The delegates have called for investigating its leaders who have amassed wealth in non-transparent manner. The lifestyle of many Maoist leaders has changed dramatically as the party infatuated itself with power, post and perk. In their group-wise deliberation over Prachanda’s report, they have demanded the party should probe the property of those who held the posts of benefit, not allow one individual to hold the post of benefit more than two times and not appoint two members of a family to such a position. These concerns show that a limited number of leaders have been enjoying power and state facilities frequently owing to their nexus with party’s power clique.

Leaders to labour
Prachanda has floated the idea of agriculture revolution to carve out the socialist path. He proposed that each leader must go to village annually and work for 15 days voluntarily in an agriculture firm or industry comprising at least 50 persons, which the party will set up in every municipality within six months. The proposal is music to ears of many but difficult to realise. The party had introduced ‘production brigade’ to engage its cadres in production during its 7th convention in Hetauda nine years back but it went belly up.

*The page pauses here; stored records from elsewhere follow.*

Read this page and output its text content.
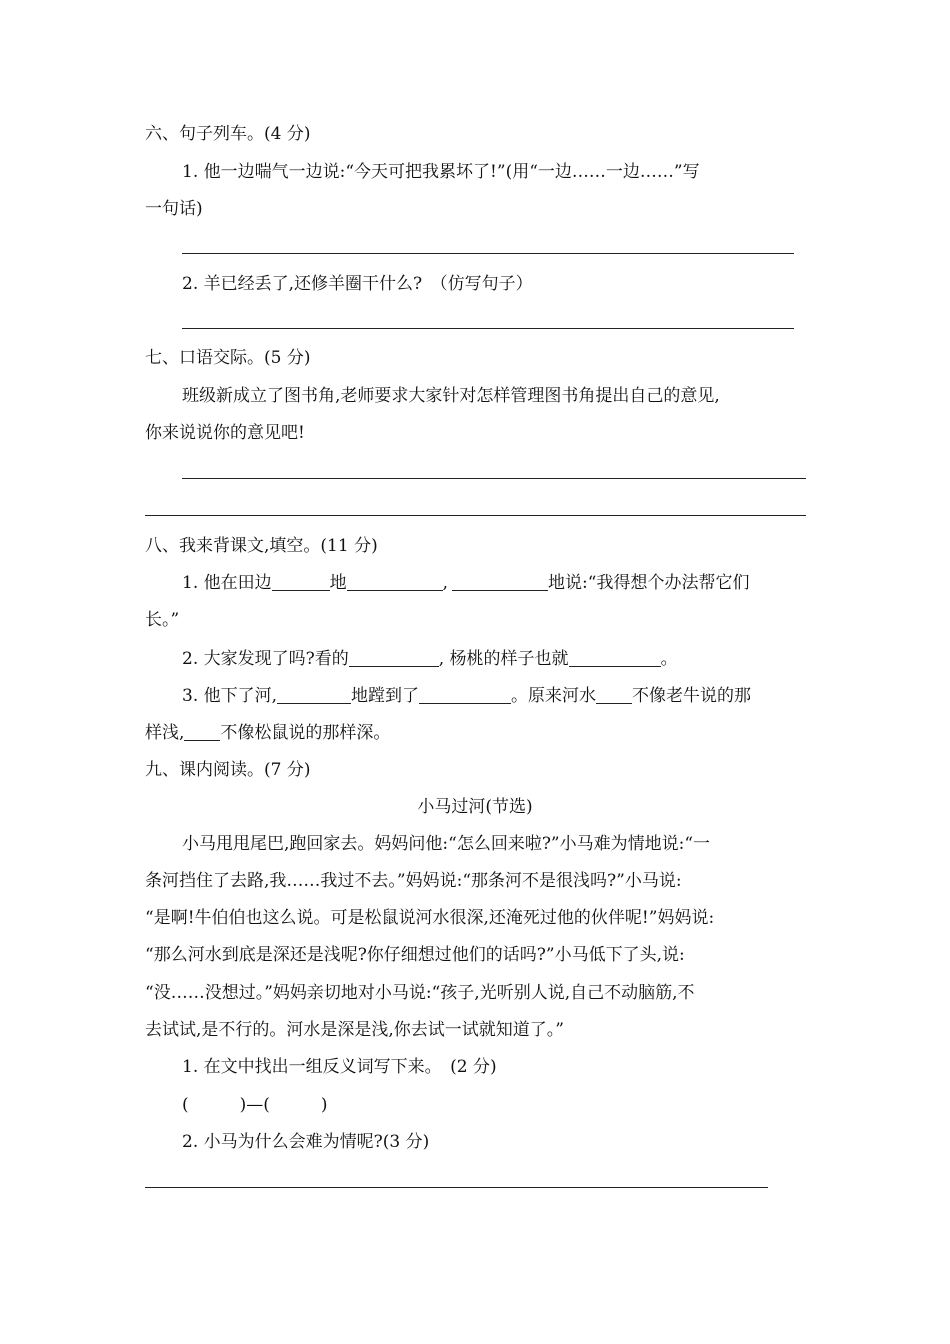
六、句子列车。(4 分)
1. 他一边喘气一边说:“今天可把我累坏了!”(用“一边……一边……”写
一句话)
2. 羊已经丢了,还修羊圈干什么?　（仿写句子）
七、口语交际。(5 分)
班级新成立了图书角,老师要求大家针对怎样管理图书角提出自己的意见,
你来说说你的意见吧!
八、我来背课文,填空。(11 分)
1. 他在田边	地	,	地说:“我得想个办法帮它们
长。”
2. 大家发现了吗?看的	, 杨桃的样子也就	。
3. 他下了河,	地蹚到了	。原来河水 不像老牛说的那
样浅, 不像松鼠说的那样深。
九、课内阅读。(7 分)
小马过河(节选)
小马甩甩尾巴,跑回家去。妈妈问他:“怎么回来啦?”小马难为情地说:“一
条河挡住了去路,我……我过不去。”妈妈说:“那条河不是很浅吗?”小马说:
“是啊!牛伯伯也这么说。可是松鼠说河水很深,还淹死过他的伙伴呢!”妈妈说:
“那么河水到底是深还是浅呢?你仔细想过他们的话吗?”小马低下了头,说:
“没……没想过。”妈妈亲切地对小马说:“孩子,光听别人说,自己不动脑筋,不
去试试,是不行的。河水是深是浅,你去试一试就知道了。”
1. 在文中找出一组反义词写下来。　(2 分)
(　　　)—(　　　)
2. 小马为什么会难为情呢?(3 分)
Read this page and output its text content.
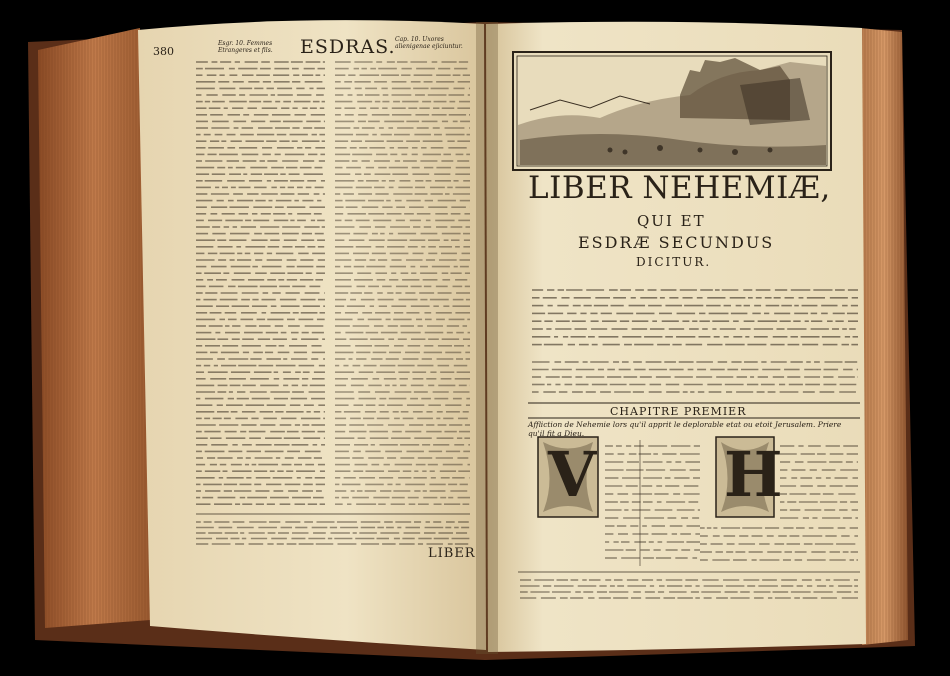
380
Esgr. 10. Femmes Etrangeres et fils.	ESDRAS. Cap. 10. Uxores alienigenae ejiciuntur.
LIBER
LIBER NEHEMIÆ,
QUI ET
ESDRÆ SECUNDUS
DICITUR.
CHAPITRE PREMIER
Affliction de Nehemie lors qu'il apprit le deplorable etat ou etoit Jerusalem. Priere qu'il fit a Dieu.
V H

The notion of making labour donation is the imitation of Back to Village Campaign initiated by late king Mahendra in 2024 B.S. That time ministers and high level government employees had to mandatorily visit villages and contribute labour for 15 days every year. No matter who introduced this notion, it is a pragmatic approach to familiarise the political and bureaucratic elites with the ground reality of the country. However, it is difficult to believe that the new class of Maoist leaders who have already moved up the social ladder will follow Prachanda’s instruction and break sweat in the villages.